Solicitors Regulation Authority

Solicitors Regulation Authority – recent round table discussion. An overview by Martin Langan…

The Solicitors Regulation Authority (SRA) regulate solicitors and law firms across England and Wales.

This group discussion on 16 January 2020 was to consider the SRA priorities over the next few years, alongside their corporate strategy. Along with a sharp focus on high professional standards, they are looking at doing more to work with others to address complex, cross-sector problems of consumer protection.

Building on the work of the Legal Access Challenge, SRA are particularly interested in the development of legal technology that can offer accessible and affordable help for the many people who can’t currently find what they need. This is one of the key issues they are grappling with as they develop their strategy. As a Challenge applicant, interested in the issue of the access to justice, Martin Langan, CEO of Legal Workfow, was invited to take part as they felt sure he would have particular insights in this area.

Martin reports back:

“I attended the SRA round table event by invitation.  It was good to see the SRA taking this initiative and the debate was lively over the full two hours.  I suggested that as the SRA consultation includes reference to working with government regarding digital services, I would hope that a plea is made that government departments involved with our system of law and justice stop working in technological silos.  For example, the Probate Registry Online Probate Pilot has given no indication that there will be an API.  This means that law firms that invest in technology that we and others provide to automate processes and drive down costs are negated when the lawyer then has to log onto Probate online and enter data manually.  Great for the Registry, not so good for lawyers and their clients.
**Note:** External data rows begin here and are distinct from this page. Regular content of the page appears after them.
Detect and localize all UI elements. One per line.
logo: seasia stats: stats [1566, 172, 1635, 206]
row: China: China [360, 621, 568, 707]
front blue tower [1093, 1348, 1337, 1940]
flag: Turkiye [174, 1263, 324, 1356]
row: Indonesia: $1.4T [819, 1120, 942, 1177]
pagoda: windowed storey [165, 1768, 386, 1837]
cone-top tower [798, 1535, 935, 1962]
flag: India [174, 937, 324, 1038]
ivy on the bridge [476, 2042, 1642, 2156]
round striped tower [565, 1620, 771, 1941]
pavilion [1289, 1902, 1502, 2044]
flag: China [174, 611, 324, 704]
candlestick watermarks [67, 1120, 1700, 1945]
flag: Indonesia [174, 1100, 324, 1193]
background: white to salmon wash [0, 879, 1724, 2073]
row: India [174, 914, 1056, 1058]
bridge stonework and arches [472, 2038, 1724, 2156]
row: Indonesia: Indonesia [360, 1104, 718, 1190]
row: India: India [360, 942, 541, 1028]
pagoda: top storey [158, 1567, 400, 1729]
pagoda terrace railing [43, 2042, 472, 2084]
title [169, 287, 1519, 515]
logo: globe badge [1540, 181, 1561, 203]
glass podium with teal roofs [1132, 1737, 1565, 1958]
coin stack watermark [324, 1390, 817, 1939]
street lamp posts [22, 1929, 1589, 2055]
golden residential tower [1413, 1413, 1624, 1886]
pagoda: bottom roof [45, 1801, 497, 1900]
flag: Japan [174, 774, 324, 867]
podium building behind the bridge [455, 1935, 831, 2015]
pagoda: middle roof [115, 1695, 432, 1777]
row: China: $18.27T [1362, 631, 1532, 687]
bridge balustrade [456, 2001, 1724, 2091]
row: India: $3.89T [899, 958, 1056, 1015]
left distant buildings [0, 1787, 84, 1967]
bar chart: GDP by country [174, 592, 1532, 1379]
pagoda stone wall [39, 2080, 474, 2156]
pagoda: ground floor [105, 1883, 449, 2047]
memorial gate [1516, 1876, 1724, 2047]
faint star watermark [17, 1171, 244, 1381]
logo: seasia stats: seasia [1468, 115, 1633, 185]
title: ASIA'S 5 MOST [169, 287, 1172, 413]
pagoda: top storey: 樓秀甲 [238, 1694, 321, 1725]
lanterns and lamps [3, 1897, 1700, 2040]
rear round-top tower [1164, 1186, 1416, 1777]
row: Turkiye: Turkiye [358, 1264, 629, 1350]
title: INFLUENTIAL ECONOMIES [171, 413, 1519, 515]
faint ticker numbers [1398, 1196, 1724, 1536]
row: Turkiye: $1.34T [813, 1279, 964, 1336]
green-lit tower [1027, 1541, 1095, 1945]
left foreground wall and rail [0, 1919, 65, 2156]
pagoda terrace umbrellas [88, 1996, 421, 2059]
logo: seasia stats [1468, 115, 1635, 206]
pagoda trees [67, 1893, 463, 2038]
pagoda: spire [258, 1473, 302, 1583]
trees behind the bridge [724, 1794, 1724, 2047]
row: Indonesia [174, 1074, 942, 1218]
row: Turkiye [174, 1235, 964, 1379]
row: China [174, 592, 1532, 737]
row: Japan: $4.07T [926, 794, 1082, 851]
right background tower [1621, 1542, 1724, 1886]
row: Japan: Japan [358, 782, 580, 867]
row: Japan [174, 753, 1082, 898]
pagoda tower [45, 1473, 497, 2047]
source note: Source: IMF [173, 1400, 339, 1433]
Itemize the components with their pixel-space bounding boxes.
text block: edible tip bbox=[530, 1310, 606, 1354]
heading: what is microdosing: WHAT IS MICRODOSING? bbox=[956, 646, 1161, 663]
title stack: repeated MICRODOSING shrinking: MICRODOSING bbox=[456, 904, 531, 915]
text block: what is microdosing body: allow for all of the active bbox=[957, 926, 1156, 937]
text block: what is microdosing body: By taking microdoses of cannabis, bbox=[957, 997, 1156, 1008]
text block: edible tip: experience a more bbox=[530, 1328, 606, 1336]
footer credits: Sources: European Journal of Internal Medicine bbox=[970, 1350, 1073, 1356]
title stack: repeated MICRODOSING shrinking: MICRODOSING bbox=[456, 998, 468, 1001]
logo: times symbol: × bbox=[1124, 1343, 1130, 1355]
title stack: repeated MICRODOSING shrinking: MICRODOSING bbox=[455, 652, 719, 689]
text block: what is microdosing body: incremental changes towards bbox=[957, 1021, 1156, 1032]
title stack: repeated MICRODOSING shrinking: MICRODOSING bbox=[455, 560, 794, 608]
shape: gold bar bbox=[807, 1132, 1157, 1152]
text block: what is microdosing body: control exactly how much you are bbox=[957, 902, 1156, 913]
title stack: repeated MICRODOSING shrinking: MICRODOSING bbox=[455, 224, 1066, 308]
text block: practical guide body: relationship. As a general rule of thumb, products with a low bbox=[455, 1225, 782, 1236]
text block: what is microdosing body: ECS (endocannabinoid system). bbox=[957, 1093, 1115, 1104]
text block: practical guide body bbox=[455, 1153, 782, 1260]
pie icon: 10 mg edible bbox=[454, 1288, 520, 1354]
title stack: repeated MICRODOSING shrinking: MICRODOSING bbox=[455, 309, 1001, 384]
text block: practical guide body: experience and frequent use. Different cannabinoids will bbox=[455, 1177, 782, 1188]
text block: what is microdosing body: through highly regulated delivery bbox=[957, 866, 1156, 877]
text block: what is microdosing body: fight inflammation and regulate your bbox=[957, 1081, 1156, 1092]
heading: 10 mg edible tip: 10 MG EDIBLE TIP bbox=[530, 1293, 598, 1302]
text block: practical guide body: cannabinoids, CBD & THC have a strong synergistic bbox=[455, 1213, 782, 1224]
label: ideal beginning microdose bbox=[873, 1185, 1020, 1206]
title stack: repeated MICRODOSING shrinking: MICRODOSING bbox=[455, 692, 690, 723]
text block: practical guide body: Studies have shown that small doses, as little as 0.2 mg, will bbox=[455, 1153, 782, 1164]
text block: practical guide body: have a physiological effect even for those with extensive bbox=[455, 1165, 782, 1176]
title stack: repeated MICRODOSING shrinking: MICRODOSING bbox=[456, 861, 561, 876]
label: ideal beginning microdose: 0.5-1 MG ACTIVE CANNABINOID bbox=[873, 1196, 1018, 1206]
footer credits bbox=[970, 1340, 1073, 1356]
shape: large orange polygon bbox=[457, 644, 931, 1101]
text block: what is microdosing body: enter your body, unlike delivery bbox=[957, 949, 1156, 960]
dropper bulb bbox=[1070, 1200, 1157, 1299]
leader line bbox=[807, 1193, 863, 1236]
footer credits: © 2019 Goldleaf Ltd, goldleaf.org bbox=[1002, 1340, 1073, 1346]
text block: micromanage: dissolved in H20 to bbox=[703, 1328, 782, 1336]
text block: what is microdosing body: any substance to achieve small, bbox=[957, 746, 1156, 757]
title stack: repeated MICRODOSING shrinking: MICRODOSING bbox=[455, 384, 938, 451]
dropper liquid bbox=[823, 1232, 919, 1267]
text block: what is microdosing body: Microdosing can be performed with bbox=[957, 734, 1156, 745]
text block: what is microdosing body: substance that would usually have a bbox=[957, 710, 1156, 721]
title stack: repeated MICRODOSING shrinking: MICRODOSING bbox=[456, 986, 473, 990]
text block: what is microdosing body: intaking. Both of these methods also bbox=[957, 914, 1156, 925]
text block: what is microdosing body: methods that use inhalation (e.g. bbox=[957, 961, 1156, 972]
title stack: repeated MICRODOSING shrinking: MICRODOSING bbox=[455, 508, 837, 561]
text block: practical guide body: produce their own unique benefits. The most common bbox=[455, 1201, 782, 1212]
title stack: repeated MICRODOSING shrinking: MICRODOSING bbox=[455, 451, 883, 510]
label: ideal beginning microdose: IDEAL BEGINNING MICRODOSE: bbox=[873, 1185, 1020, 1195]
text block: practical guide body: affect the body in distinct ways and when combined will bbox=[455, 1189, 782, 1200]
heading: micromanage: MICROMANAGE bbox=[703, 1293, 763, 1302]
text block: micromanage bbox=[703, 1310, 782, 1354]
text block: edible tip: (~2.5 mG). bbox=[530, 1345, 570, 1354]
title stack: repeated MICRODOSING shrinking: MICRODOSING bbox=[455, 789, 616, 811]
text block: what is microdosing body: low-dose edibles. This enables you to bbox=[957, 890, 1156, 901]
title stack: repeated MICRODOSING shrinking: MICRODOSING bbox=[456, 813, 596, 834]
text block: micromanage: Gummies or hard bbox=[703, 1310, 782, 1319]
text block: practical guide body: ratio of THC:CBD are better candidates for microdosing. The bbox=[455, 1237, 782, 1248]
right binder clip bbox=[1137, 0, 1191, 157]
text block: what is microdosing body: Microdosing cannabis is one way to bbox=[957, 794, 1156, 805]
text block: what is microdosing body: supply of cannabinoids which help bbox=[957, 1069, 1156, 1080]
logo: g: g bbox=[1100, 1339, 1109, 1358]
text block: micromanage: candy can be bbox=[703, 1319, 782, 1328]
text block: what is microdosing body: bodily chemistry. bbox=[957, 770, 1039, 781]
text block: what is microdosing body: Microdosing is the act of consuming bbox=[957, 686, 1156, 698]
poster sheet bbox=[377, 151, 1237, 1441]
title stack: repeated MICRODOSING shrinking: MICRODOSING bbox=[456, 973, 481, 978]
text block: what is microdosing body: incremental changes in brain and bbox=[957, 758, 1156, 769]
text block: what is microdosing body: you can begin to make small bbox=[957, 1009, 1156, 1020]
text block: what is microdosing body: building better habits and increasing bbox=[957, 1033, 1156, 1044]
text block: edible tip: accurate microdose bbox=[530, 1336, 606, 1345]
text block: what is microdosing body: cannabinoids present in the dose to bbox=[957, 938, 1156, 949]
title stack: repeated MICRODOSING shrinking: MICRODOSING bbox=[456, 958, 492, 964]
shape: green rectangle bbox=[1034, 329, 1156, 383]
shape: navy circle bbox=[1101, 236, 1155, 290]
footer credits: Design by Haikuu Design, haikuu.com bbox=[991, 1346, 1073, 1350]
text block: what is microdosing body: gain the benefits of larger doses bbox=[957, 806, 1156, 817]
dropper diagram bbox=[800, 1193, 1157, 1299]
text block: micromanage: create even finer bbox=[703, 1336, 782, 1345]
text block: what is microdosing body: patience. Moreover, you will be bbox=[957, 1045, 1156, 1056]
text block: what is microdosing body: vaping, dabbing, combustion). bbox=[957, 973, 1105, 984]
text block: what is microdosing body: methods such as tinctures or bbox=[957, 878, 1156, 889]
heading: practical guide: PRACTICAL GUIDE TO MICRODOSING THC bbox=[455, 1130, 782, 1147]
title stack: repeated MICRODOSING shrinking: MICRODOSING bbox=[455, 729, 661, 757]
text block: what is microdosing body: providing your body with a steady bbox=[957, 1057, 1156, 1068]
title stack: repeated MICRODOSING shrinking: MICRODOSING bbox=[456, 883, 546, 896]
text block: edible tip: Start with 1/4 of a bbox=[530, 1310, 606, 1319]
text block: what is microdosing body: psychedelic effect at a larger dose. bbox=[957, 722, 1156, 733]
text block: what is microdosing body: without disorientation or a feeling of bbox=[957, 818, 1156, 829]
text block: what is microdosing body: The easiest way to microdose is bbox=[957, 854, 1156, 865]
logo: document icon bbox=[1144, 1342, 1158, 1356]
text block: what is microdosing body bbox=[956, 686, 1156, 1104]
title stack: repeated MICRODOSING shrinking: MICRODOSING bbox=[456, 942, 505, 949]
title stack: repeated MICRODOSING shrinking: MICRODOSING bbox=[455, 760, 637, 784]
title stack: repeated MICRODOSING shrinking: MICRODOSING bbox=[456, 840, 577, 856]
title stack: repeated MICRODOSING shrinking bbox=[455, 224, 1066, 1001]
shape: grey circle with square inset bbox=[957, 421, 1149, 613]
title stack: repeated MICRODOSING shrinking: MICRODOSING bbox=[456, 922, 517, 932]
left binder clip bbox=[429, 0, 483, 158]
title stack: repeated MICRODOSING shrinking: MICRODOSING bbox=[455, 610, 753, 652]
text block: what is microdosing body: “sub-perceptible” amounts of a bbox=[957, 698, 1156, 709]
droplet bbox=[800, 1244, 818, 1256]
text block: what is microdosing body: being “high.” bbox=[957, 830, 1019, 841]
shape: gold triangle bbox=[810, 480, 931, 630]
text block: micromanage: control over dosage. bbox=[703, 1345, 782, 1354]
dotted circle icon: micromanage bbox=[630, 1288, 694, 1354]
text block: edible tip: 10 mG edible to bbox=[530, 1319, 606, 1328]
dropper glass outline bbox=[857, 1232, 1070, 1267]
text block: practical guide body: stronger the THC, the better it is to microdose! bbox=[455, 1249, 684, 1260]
“I liked one contributor’s comment that good technology should be regarded by the SRA as part of the high standards that it is charged to ensure and that it should therefore lobby government for better funding of software development.  The government has slashed legal aid over many years and wrings its hands over access to justice, leaving it to the market to fill the gap.  In my opinion, good online services should be viewed as a form of legal aid (not the sole answer but part of it) and the government should be creative about supporting those who are trying to make this happen.

“Software development is an expensive business and the most innovative ideas tend to come from small companies, who are agile and keen to develop great products and could do with some support.”